There’s a pattern I’ve seen in 3D engine code many times.

You have a forward direction vector and a vector pointing toward some target. You need to know if the target falls inside a field-of-view cone. So you write something like this:

float angle = acos(dot(normalize(forward), normalize(to_target)));
if (angle < fov_half_angle) {
    // target is visible
}

It looks reasonable. It produces correct results. But it’s doing a round trip through a representation that adds nothing and takes something away: it converts the dot product into an angle, then immediately compares that angle against a threshold. If you understood what the dot product actually encodes, you’d skip the middle step entirely.


The Dot Product Is a Cosine

AB
Angle between A and B 40°
dot product · A·B = |A||B| cos θ
projection of B onto A — alignment
cross product × |A×B| = |A||B| sin θ
area of parallelogram — perpendicularity
Max at θ = 0° (parallel — full overlap)
Zero at θ = 90° (perpendicular)
Zero at θ = 0° (parallel — no area)
Max at θ = 90° (perpendicular)

For two unit vectors a and b, the dot product is:

a · b = cos(θ)

where θ is the angle between them. This isn’t a coincidence. It’s the geometric meaning of what the dot product computes.

The range tells you everything you need:

  • a · b = 1: pointing in exactly the same direction
  • a · b = 0: perpendicular
  • a · b = -1: exactly opposite

So when you write acos(dot(a, b)) to get an angle, you’re computing acos(cos(θ)). You’re spending cycles undoing the cosine that the dot product just computed, in order to get back to θ so you can compare it to a threshold.

The field-of-view check should be:

const float fov_cos = cos(fov_half_angle); // compute once at startup
if (dot(normalize(forward), normalize(to_target)) > fov_cos) {
    // target is visible
}

No acos. Just a comparison against a precomputed threshold. And once you’ve internalized this, you realize you don’t need the angle at all. The cosine threshold is the configuration value. A 45-degree half-angle FOV means a dot product threshold of 0.707. They’re the same thing, and the dot product form skips the conversion entirely.
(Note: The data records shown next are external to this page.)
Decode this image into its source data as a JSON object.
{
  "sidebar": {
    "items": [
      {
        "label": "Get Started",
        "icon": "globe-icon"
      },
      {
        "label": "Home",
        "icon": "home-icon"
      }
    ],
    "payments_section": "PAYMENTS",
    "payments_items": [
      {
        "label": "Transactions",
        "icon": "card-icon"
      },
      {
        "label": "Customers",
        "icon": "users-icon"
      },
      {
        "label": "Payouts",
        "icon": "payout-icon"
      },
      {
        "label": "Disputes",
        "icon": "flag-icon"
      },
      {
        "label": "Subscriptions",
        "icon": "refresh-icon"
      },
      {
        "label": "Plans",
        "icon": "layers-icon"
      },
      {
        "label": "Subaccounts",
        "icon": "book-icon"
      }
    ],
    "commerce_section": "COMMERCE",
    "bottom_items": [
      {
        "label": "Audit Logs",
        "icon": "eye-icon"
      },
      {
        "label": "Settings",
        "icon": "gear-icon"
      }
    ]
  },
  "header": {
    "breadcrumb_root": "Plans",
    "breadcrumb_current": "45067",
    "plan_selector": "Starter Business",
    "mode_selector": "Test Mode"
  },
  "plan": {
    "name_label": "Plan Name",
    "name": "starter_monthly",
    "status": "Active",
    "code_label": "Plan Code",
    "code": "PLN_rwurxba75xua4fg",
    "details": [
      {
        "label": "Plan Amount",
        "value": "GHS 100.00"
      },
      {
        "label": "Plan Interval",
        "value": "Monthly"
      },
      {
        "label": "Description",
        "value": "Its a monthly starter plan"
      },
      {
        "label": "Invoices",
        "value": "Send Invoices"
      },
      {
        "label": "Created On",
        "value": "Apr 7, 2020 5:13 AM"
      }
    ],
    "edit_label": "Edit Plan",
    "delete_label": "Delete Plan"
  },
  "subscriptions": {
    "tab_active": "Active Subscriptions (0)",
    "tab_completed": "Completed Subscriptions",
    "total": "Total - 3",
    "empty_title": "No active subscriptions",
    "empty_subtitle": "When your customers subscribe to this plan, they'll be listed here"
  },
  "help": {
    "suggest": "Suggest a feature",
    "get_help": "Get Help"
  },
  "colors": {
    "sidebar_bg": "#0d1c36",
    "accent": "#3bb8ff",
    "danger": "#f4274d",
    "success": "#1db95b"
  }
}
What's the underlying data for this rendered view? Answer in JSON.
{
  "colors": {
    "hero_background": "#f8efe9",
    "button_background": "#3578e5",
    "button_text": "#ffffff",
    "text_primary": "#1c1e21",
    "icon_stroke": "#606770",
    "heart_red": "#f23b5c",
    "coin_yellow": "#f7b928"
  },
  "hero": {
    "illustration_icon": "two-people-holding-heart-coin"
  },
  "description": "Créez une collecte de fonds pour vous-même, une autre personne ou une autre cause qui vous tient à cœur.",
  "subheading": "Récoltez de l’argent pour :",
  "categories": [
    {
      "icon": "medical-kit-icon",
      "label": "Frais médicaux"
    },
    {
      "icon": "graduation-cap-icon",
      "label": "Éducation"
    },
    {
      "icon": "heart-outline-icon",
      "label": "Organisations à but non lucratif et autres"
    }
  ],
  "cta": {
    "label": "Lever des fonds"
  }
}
The operations you can do directly with dot products, without ever extracting an angle:

  • Is this target in front of me? dot(forward, to_target) > 0
  • Is this surface facing the light? dot(normal, light_dir) > 0
  • How much light hits this surface? max(0.0, dot(normal, light_dir)), which is just a cosine (Lambertian diffuse)
  • How aligned are these two directions? The closer dot(a, b) is to 1, the more parallel
  • Project a vector onto an axis? dot(v, axis) * axis (for unit axis)

You don’t need acos for any of these.


The Cross Product Is a Sine

The cross product of two unit vectors a and b is:

a × b = sin(θ) * n̂

where n̂ is the unit vector perpendicular to both a and b, and θ is the angle between them.

The magnitude is sin(θ). The direction is the axis of rotation from a to b by the right-hand rule.

Together, dot and cross encode a complete rotation between two vectors:

  • dot(a, b) gives you cos(θ): how far around the rotation you are
  • cross(a, b) gives you sin(θ) * axis: the axis to rotate around, scaled by how far you’ve gone

This is exactly the information content of a quaternion. When you need to construct the quaternion that rotates a onto b, you can build it directly:

Quaternion rotation_from_to(vec3 a, vec3 b) {
    // a and b must be unit vectors
    vec3  xyz = cross(a, b);       // sin(θ) * axis
    float w   = 1.0f + dot(a, b); // 1 + cos(θ) = 2cos²(θ/2)
    // Note: when a and b are antiparallel, xyz is (0,0,0) and w is 0.
    // There's no unique rotation axis in that case; handle it separately
    // by choosing an arbitrary perpendicular axis before calling this.
    return normalize(Quaternion(xyz, w));
}

No acos. No atan2. The cross product and dot product assemble directly into the quaternion. Compare to the angle-detour version:

Quaternion rotation_from_to_naive(vec3 a, vec3 b) {
    vec3  axis  = normalize(cross(a, b));
    float angle = acosf(clamp(dot(a, b), -1.0f, 1.0f)); // unstable near 0 and π
    return Quaternion::from_axis_angle(axis, angle);
}

This discards the magnitude of the cross product (which encoded sin(θ)), calls acosf to recover the angle, then pays for two more trig operations inside from_axis_angle to produce the final quaternion. That’s a round trip through angle space for a result you could have computed directly, and less numerically stable at the boundaries.


You Already Have Both

What’s interesting is cosine and sine aren’t two independent things. They’re the two components of a unit circle. For any angle θ:

cos²(θ) + sin²(θ) = 1

If dot(a, b) = cos(θ), then length(cross(a, b)) = sin(θ) for unit vectors (where 0 ≤ θ ≤ π). You can reconstruct the angle at any time: atan2(length(cross(a, b)), dot(a, b)). But you already had cos(θ) and sin(θ). The angle itself is usually not what you need. It’s just a way of expressing the same information in a different form.

Lighting is the clearest example of this. Standard Blinn-Phong shading:

vec3  H        = normalize(L + V);
float diffuse  = max(0.0f, dot(N, L));
float specular = powf(max(0.0f, dot(N, H)), shininess);
vec3  color    = albedo * diffuse + vec3(specular);

No angles anywhere. The physical model of light reflection involves cosines of incidence and reflection angles, but you don’t extract those angles. The dot product is the cosine. GPUs evaluate millions of these per frame, all in dot products, none of them going through acos.


What Goes Wrong When You Work in Angles

Going through angle space isn’t just inefficient. It introduces failure modes that staying in vector space avoids entirely.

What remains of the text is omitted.